In this paper, 53,433 measurable street-level landmarks in Chinese Mainland, New York State (USA), and Hong Kong (China) have been measured for 14 days and 3000 times with nine probes located in Beijing, Chengdu, Shanghai, Wuhan, Washington, Silicon Valley, New York, Atlanta, and Seattle. A large amount of path and delay information has been obtained.

The path acquisition part of the method combines the method of merging router aliases such as Ally, Mercator [25, 26], and the anonymous route parsing method in [27]. Merge the routers in the path from each probe to the landmark and select the most frequently occurring path as the path information, then set β to 30 empirically when encoding the path.

In order to obtain more accurate delay information, during network measurement, the delay from the probes to the landmarks is repeatedly measured, and the minimum delay on the stable path is selected as the delay information. The delay information on the stable path often represents the network stability and less congestion. Therefore, the obtained delay information is closer to the true propagation delay.

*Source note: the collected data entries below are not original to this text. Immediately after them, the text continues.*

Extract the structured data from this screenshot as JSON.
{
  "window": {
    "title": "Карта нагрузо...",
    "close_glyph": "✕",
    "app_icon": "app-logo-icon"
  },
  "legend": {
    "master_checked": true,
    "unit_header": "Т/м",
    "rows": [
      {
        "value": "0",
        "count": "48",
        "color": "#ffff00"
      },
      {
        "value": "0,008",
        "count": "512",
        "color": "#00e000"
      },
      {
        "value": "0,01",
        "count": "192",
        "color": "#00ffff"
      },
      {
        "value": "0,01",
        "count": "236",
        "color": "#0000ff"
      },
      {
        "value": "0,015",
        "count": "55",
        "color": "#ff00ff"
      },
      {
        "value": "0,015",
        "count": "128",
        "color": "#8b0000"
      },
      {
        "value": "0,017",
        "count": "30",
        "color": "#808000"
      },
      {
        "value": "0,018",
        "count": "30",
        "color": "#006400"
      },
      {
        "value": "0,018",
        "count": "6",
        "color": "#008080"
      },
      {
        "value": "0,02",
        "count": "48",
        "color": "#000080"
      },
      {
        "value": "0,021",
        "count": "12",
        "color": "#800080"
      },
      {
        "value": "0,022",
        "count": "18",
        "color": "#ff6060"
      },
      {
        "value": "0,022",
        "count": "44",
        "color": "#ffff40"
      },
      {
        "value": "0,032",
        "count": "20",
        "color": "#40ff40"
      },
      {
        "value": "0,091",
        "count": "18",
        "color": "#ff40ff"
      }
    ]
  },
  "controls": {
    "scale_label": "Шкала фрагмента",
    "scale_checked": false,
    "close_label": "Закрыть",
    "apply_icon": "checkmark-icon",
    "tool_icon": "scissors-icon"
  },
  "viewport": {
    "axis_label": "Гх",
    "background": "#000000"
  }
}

When training neural networks, MLP neural networks [28] are used, with formula (1) as the input of the neural networks, and the latitude and longitude of the landmark as the output of the neural networks. A neural network is trained for each training set.

Experiment of entity geolocation with different parameters

Based on the experimental setups in Table 1, we verify the effect of the geolocation method for the location of the covert communication entity in this subsection. To verify the geolocation error, 80% of the landmarks are randomly selected from each region as the candidate set of the training set for training network, and the remaining 20% of the landmarks (a total of 10,686) are used as the covert communication entities for geolocation verification. The landmarks can be divided into 145 categories by using the landmarks clustering in the method. Table 2 shows the relationship between the size of the training set, the number of clusters and the geographical location thereof.

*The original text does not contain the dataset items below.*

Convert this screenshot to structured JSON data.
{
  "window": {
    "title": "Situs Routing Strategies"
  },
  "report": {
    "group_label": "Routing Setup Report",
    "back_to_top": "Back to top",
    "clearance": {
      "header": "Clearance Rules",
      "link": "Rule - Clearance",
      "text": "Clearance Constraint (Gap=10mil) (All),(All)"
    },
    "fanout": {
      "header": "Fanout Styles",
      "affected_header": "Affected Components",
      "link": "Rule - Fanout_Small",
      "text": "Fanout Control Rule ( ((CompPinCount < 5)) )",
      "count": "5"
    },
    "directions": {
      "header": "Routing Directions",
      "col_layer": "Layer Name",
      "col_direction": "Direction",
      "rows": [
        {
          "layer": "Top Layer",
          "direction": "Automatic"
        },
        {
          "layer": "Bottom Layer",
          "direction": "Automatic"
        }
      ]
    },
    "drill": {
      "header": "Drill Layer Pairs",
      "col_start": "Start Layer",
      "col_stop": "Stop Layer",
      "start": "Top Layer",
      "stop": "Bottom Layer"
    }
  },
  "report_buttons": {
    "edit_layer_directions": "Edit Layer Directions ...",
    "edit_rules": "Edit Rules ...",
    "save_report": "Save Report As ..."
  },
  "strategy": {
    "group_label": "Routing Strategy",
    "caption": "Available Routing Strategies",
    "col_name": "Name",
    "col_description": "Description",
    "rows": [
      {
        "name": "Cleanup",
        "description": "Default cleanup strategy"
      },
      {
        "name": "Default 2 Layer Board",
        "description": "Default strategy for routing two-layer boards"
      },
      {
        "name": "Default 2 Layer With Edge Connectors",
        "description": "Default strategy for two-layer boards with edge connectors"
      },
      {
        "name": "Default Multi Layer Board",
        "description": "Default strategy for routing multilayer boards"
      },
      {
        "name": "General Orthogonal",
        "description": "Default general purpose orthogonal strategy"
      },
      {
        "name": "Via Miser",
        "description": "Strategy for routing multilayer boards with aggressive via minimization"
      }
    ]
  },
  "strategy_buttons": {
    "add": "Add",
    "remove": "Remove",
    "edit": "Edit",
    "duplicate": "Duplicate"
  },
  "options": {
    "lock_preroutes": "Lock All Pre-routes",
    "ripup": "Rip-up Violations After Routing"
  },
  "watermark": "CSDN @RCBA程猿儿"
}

Table 2 Statistics of stable path ratio

Table 3 shows the geolocation effects of training sets in different training sizes and different geolocation thresholds on the corresponding entities.

Table 3 Relationship between different training set sizes, different thresholds and the quantity of the entities that can be geolocated and geolocation error

Figure 4 shows the geolocation error cumulative distribution of the entities that can be geolocated under different training set sizes and different threshold conditions.

Fig. 4
figure4

The CDF (cumulative distribution function) of geolocation error under different training set sizes and thresholds. The red dashed line, blue dot line, and the black solid line indicate the cumulative error distribution of all neural networks formed by the training sets with the landmarks greater than 100,300 and 500 in each training set for the corresponding entities geolocation, respectively. a Threshold is 0.9. b Threshold is 0.8. c Threshold is 0.7

Table 3 and Fig. 4 show that as the training scale N increases, the number of samples in a single training set is increasing, but the total number of landmarks in the landmark set is decreasing, the number of locatable entities is also decreasing, and the geolocation error is decreasing. The reason is that the network trained by the training set that does not satisfy a certain sample number is not universal, which is statistically reasonable. It can also be seen that different geolocation thresholds have different degrees of impact on the number of localizable entities and geolocation error. From the experimental results, this method has certain advantages in street-level geolocation.

Comparative verification

In this subsection, we compare the geolocation effect of the proposed method with the typical geolocation methods under the situations of same entities and landmarks. Table 4 shows the statistical results of proposed method, SLG method, and TNN method when the geolocation threshold is 0.9, and the geolocation error is 10 km, 20 km, and 40 km. Fig. 5 shows the geolocation cumulative distribution of the proposed method in this paper, the SLG method and the TNN method.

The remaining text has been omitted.